Figure 2. ST2 deficiency is associated with reduced immune cell infiltration in tumors

The frequencies of macrophages (F4/80⁺), B (CD19⁺) and T cells (CD4⁺ and CD8⁺), and dendritic cells (CD11c⁺) were determined using immunostaining and FACS analysis in tumor lesions that were harvested from mice on day 126. The bars show (A) the absolute number of leukocytes and the number of (B) CD4⁺ T lymphocytes, (C) CD8⁺ T lymphocytes, (D) B lymphocytes, (E) dendritic cells, (F) and macrophages present in the tumor lesions. (G) Frequencies of CD11b⁺ (myeloid cells), CD119⁺ (M1) and CD124⁺ (M2) cells in the tumor microenvironment. The data are representative of three experiments (n = 5 per group). ^*P < 0.05.

Figure 3. A lack of ST2 is associated with increased NK cytotoxicity

(A) Flow cytometry was used to quantify the proportions of NK cells (CD11b⁺CD27⁺) in tumor samples obtained from wild type and ST2KO mice. (B) Flow cytometry analysis of splenic NK cell activity against YAC-1 cells and (C) KLRG1 and NKp46 expression: WT, grey histogram; and ST2KO, empty histogram. The data shown are representative of the mean ± SEM from at least three independent experiments (n = 5 per group). ^*P < 0.05, ^**P < 0.01; ^***P < 0.001.
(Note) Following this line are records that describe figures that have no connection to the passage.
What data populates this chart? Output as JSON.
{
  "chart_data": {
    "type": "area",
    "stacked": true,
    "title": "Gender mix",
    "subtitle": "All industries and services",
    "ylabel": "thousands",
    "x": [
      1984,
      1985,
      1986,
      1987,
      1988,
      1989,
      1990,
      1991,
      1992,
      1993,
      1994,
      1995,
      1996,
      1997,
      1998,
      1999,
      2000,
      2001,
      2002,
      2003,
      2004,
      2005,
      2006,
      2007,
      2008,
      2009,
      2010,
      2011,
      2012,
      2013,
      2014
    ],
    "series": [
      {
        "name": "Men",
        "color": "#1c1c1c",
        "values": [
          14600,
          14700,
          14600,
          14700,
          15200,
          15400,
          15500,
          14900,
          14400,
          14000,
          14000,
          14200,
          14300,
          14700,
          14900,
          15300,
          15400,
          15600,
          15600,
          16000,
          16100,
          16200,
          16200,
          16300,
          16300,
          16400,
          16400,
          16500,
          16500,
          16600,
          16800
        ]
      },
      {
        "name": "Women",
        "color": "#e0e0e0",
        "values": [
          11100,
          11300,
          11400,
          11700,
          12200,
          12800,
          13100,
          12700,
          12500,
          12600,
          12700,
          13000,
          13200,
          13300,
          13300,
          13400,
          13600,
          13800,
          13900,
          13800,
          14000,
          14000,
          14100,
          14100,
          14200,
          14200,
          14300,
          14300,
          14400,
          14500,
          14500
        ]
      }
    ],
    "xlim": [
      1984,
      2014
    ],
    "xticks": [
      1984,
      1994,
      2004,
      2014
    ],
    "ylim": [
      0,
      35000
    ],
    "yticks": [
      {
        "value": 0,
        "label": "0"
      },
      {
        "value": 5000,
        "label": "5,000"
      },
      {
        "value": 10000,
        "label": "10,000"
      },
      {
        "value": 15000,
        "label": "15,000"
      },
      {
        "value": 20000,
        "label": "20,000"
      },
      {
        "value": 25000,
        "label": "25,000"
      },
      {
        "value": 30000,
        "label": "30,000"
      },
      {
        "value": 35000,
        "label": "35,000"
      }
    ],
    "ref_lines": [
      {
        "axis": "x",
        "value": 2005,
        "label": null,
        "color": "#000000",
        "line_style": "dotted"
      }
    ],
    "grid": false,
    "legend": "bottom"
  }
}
Figure 4. A lack of ST2 is associated with a decrease in the expression of pro-inflammatory cytokines

IFN-γ, TNF-α, IL-12p70, IL-4, IL-10, IL-13, TGF-β, IL-17, and IL-33 levels were measured in supernatants recovered during tumor processing using ELISA. The data are shown as the mean ± SEM and are representative of at least three independent experiments (n = 5 per group). ^*P < 0.05.